Taken together, the results of the protein structural analysis and EMSA experiments have allowed us to develop hypotheses regarding the worse-than-null phenotypes we observed. The most severe MAC-associated variants perturb the interaction of any one of the three DNA-binding (sub)domains. We infer that DNA binding is unlikely to be completely abrogated as the two remaining wild-type (sub)domains are sufficient for DNA interaction. However, both the affinity of these interactions and the location of bound sites are likely to be altered. The remarkable sequence diversity of in vivo PAX6-binding sites12,13 would predict variant-specific differential effects on both the degree and repertoire of target gene activation. In contrast, the classical aniridia variants tested experimentally retain almost no DNA-binding activity, consistent with an altered dosage haploinsufficiency phenotype similar to the LGD variants. Importantly, however, these molecular properties alone cannot explain all of the phenotypic heterogeneity observed among PAX6 missense variants. This is highlighted by the fact that there are several examples in our data set of different patients with the same variant exhibiting very different phenotypes (Table S4).
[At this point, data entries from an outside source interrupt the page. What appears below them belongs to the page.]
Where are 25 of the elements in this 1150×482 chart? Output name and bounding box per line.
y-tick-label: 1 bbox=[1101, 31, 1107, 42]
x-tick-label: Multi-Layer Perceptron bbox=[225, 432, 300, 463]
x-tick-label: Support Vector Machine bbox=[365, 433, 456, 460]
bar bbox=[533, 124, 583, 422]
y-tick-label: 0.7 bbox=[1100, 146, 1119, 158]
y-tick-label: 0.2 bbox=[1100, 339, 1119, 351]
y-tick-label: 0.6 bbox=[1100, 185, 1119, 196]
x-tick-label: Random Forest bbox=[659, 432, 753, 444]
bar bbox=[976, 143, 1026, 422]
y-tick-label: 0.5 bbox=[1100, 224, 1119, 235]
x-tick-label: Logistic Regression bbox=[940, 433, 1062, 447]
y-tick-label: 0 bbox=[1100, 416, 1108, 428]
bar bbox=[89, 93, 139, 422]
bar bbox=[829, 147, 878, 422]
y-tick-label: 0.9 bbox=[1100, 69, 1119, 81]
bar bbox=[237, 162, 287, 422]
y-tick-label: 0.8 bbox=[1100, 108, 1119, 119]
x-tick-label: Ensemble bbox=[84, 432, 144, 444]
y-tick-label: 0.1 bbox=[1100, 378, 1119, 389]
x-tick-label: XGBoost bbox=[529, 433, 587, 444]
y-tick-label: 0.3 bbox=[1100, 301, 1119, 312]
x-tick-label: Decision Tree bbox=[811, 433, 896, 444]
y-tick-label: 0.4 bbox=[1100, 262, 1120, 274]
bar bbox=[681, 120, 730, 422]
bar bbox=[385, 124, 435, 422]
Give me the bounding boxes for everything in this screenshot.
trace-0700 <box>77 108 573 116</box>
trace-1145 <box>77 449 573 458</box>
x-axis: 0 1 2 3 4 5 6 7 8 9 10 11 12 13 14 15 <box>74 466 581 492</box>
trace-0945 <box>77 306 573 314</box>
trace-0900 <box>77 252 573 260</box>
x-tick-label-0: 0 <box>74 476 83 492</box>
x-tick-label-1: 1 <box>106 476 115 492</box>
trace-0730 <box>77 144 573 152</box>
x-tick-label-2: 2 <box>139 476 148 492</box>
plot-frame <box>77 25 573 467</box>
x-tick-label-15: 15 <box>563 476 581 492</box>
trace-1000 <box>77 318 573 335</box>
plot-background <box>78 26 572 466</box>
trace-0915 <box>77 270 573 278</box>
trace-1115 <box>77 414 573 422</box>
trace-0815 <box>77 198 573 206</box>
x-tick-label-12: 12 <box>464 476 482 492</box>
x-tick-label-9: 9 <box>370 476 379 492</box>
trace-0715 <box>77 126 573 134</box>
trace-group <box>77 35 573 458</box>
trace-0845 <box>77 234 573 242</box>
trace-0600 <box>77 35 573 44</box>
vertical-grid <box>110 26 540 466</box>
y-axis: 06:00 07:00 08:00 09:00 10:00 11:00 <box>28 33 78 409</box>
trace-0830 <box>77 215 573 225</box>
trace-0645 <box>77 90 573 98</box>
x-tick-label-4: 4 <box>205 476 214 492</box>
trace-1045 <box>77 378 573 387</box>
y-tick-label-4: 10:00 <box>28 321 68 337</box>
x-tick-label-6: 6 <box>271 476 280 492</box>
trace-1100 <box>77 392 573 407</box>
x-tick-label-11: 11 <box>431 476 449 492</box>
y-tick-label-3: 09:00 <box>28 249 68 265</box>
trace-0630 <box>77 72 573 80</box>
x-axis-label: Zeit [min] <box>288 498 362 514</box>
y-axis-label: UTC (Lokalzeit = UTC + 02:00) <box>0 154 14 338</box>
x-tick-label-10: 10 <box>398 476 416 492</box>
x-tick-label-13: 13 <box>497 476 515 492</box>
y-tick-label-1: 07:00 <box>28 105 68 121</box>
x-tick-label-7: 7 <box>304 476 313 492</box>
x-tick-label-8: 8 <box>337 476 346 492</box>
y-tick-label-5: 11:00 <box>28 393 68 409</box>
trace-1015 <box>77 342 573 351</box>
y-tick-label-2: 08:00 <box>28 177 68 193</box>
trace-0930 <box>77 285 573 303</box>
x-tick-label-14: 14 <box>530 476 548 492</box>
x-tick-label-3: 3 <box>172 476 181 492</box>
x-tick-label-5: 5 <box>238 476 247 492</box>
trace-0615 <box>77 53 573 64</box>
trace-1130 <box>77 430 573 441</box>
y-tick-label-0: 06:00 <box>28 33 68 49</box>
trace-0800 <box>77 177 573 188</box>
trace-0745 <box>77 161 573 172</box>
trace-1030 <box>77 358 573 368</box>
Four other members of the PAX gene family are associated with robust pathogenic missense variants in the PD (Fig. 2d; see Fig. S6, Table S6 for further details). These include PAX2 (papillorenal syndrome and focal segmental glomerulosclerosis 7; MIM 120330 and 616002), PAX3 (Waardenburg syndrome type I and type 3 and craniofacial–deafness–hand syndrome; MIM 193500, 148820, and 122880), PAX8 (congenital nongoitrous hypothyroidism; MIM 218700) and PAX9 (tooth agenesis; MIM 604625). Of the eight residues that have causative substitutions detailed above in HGUeye MAC or DDD, seven are invariant across the paralogs. Asn124 is conserved only in PAX2, PAX5, and PAX8 (group II) and PAX4 (group IV); no disease-associated missense variants have been reported at this position. Six of the seven invariant residues have causative missense variants reported in PAX6 paralogs. For Ser54 a different substitution at the equivalent residue in PAX3 (p.Ser84Phe) has been reported in a single family (Table S6). Heterozygosity for this variant was not associated with a worse-than-null phenotype. Overall, of the 44 different PAX6 PD positions with pathogenic variants, 25 have pathogenic variants at equivalent positions in paralogous PAX genes. Furthermore, there are 24 PD residues with pathogenic missense variants in paralogs with no known pathogenic variants in PAX6; there is a high probability that these could be the sites of pathogenic PAX6 variants to be discovered in the future.